Breaking Bottles, Japanese Noodles and Making Memories
Earlier this week my wife planned a big networking dinner for many of her professional female friends. For a week before she told all of us we were welcome to be home during the party, but surprisingly we had no interest to be flies on the wall for this kind of party. It was more about giving her and her friends their space rather than hiding in the basement all night watching the dogs. Number 2 and I had talked about what we would do with ourselves during her last night home for a month or so but we hadn’t settled on any real plans and we were fine with that and figured we would work something out. Well my wife had other plans in mind.
The day of the party she asked what time I would be available and could I be across town by 5:30. I asked why and she said she had made plans for us. You see my wife is constantly thinking about how she can help her family or make things easier for them. I love that about her but when it impacts me I immediately get nervous. I am a control freak and when I am not in control I start to hyperventilate. So what did I do when she asked the question about time? I googled the city I was supposed to drive to and the time in calendar of events and came up with one listing…yoga in the park! I texted back and said sorry not going to do yoga with Number 2 and that we would make our own plans.

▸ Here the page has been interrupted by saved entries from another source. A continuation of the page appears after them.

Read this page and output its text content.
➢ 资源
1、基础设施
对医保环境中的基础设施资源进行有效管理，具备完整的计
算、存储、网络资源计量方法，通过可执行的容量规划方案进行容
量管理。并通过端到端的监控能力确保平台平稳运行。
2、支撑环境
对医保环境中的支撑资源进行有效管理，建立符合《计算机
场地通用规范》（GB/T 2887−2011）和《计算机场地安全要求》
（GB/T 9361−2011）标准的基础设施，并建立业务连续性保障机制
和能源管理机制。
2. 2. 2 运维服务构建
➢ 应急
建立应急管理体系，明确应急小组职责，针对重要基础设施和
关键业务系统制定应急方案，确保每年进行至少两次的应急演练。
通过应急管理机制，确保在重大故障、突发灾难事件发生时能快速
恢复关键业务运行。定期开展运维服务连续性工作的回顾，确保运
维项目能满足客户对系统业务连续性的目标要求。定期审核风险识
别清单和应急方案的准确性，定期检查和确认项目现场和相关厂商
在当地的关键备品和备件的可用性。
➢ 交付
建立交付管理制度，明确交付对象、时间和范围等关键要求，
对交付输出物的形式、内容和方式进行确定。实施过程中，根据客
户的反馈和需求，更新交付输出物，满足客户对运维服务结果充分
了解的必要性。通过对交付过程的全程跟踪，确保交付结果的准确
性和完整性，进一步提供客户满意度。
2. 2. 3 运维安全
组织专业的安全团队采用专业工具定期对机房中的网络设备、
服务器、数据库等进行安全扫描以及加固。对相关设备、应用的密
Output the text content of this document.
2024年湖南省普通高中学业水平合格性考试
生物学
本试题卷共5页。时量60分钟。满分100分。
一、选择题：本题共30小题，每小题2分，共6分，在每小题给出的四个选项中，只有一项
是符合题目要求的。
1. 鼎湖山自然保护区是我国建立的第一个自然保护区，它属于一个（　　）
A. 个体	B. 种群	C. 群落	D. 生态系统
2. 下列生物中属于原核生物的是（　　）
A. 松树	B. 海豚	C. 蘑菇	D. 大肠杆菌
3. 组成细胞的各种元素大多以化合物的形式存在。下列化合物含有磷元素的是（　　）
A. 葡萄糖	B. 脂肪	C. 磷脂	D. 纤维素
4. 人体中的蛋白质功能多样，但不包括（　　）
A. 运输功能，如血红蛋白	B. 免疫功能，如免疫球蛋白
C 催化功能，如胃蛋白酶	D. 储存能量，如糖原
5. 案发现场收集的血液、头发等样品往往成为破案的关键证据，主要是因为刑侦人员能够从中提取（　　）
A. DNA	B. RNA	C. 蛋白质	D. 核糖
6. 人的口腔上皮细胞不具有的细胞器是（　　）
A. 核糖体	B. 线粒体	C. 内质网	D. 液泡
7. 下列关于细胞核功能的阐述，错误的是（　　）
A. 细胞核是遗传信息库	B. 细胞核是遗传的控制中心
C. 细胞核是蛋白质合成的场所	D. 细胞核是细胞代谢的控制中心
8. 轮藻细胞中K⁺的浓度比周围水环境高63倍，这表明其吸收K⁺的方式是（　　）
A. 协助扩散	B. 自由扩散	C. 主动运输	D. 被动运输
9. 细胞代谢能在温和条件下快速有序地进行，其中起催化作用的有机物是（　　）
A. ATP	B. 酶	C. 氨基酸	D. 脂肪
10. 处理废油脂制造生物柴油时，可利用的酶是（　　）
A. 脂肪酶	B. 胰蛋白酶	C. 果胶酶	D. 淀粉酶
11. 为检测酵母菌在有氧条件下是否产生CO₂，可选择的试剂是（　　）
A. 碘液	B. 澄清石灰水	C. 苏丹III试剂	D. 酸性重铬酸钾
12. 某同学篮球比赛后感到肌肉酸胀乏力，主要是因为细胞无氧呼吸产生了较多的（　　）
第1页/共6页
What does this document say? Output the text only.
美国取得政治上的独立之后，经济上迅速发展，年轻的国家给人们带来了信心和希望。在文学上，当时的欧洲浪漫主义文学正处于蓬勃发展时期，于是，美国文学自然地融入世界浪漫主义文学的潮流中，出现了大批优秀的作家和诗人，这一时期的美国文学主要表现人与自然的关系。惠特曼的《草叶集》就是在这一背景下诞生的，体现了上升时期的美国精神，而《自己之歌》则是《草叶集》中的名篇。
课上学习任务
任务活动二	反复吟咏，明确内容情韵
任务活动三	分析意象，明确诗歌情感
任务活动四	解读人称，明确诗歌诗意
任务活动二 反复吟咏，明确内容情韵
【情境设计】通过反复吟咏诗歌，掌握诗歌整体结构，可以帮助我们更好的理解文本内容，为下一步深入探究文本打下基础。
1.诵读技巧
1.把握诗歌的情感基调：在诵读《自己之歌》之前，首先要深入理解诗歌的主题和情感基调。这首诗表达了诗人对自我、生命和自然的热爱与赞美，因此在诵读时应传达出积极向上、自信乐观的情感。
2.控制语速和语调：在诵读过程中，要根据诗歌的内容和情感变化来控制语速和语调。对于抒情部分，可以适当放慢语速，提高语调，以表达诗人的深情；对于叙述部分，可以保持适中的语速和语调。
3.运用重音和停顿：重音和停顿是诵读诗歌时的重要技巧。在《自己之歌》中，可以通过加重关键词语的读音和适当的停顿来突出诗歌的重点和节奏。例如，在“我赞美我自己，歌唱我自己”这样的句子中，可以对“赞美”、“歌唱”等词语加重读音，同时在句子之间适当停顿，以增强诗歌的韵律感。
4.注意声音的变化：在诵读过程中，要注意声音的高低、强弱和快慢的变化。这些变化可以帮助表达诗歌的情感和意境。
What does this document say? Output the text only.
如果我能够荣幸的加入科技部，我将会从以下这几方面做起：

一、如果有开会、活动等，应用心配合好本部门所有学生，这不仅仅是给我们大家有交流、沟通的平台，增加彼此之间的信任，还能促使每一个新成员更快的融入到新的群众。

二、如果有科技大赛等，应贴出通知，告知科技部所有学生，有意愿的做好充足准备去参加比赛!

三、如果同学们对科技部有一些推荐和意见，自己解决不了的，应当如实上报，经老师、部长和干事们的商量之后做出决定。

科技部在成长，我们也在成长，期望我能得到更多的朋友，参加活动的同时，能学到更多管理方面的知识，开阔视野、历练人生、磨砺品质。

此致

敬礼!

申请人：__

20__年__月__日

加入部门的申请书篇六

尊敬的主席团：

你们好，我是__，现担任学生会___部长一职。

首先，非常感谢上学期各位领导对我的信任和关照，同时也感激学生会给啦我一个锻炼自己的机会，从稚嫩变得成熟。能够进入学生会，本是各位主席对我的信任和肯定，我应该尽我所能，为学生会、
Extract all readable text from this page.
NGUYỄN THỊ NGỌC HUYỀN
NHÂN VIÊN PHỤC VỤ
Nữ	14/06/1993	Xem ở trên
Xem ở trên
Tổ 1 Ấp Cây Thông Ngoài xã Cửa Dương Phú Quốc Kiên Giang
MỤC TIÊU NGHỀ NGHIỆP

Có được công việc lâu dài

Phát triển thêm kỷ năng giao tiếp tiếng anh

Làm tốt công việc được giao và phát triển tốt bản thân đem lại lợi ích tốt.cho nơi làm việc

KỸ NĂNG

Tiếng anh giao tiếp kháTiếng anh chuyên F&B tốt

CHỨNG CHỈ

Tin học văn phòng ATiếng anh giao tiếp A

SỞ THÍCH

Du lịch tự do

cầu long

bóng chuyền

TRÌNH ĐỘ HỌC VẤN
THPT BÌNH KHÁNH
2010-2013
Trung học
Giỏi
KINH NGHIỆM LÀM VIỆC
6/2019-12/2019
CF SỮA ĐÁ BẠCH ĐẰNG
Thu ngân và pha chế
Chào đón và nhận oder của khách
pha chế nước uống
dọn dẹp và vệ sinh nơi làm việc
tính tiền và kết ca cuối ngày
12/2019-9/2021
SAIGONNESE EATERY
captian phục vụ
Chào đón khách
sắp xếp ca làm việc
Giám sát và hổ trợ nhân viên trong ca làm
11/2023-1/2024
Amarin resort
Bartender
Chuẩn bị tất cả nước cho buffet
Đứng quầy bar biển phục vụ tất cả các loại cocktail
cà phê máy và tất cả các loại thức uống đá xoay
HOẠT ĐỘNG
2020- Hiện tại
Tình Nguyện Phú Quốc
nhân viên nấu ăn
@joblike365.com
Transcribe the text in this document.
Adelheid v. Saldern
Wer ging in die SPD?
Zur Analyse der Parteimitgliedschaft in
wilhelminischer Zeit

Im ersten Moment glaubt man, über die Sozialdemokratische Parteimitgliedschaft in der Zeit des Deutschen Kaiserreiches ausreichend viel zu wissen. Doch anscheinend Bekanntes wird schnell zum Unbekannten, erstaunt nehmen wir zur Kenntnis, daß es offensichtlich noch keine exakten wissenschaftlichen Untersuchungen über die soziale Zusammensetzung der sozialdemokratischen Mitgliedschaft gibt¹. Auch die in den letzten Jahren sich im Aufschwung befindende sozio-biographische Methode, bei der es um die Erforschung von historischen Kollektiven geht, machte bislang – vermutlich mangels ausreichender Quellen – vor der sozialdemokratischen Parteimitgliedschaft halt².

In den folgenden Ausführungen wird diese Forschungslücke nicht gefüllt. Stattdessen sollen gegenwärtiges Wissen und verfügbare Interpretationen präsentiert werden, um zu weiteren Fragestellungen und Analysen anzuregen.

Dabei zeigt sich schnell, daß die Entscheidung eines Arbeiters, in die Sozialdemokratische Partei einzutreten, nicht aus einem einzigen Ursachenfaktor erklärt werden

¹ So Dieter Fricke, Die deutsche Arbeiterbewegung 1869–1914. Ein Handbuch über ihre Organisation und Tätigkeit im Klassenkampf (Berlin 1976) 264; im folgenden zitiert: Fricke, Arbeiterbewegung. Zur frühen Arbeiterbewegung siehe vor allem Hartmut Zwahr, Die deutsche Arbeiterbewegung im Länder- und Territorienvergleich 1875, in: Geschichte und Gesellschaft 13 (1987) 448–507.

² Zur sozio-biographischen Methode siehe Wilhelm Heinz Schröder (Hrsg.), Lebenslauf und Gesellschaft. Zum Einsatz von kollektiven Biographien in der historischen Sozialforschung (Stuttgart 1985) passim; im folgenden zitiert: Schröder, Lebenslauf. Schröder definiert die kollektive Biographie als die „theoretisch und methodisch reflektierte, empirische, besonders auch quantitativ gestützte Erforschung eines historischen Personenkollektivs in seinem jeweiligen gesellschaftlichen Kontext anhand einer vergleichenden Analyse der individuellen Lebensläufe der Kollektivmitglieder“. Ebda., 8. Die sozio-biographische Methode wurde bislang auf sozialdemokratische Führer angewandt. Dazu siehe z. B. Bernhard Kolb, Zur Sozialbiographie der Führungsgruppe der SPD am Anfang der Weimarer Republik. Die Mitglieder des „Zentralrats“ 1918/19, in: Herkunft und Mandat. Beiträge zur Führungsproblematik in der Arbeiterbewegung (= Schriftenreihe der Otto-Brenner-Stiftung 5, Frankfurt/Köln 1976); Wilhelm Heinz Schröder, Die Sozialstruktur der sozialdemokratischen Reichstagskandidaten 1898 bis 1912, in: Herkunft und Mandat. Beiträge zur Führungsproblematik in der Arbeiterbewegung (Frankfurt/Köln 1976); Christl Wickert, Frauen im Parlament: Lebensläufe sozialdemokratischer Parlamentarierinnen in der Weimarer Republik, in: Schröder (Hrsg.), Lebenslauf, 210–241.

Well that wasn’t her plan for us. She had made a couples date for us at a place that you can pay to smash things. You read that right. This is a new business that allows you to come in and for 1 hour you can break things with a baseball bat, hammer and other tools of destruction. Neither my daughter or I knew exactly what to say but we said we are down with giving it a try.
When we got there, we didn’t know what to expect or think. The business was in an old run down office space. The inside didn’t leave much to be desired either. Guess I didn’t know what I expected since this a place you pay to break stuff. They put us in a small room with an old file cabinet, a dozen empty wine bottles and about 2 dozen empty beer bottles and said have fun! I choose an aluminum bat and Number 2 grabbed a heavy hammer. Then we just looked at each other and said, what now? Well there were no rules, we could do what we wanted and make as much of a mess as we wanted!
I’d be lying if I said I didn’t take to this new activity quickly! As Number 2 stood in the corner, I took out my first empty Bud Light bottle, threw it up in the air and obliterated it with the baseball bat! Then it was Number 2’s turn. She went at the filing cabinet as though it had personally wronged her with her hammer and started wailing on it. After a few minutes, she stood up and started laughing. Her laugh was contagious and I joined in. We spent the next half hour throwing bottles against the wall, wacking the filing cabinet and even throwing cinder blocks against the wall watching all our bottles quickly become shattered glass all over the floor. I don’t know how anyone takes an hour to destroy what they give you but it sure didn’t take us long. After we finished we were asked to sign their wall. “We came, we saw we destroyed stuff!”
After that, we had a nice dinner at a Japanese restaurant that my darling wife had also found for us. On our own we then found a new ice cream place to try. All the time, we had a great time talking about her life and our ZagZig Family. It was one of my high points of having her home because it was just about her and I. There are so many other things that can get in the way of a personal relationship without intentionality.
Our date was so much more then breaking things or a good Japanese dinner. It was so much more than the rolled ice cream. It was about getting back to what was important and that is our relationship. Number 2 is off living her dream overseas or in other states entertaining others. Her independence is always been there and when she is gone, we rarely hear from her. She is very important to both of us and we always want her to know that even when we are not talking with her or seeing her she is always on our minds. I often say all of our experiences help to create memories and for sure breaking bottles will be a new memory I will hold dear to my heart.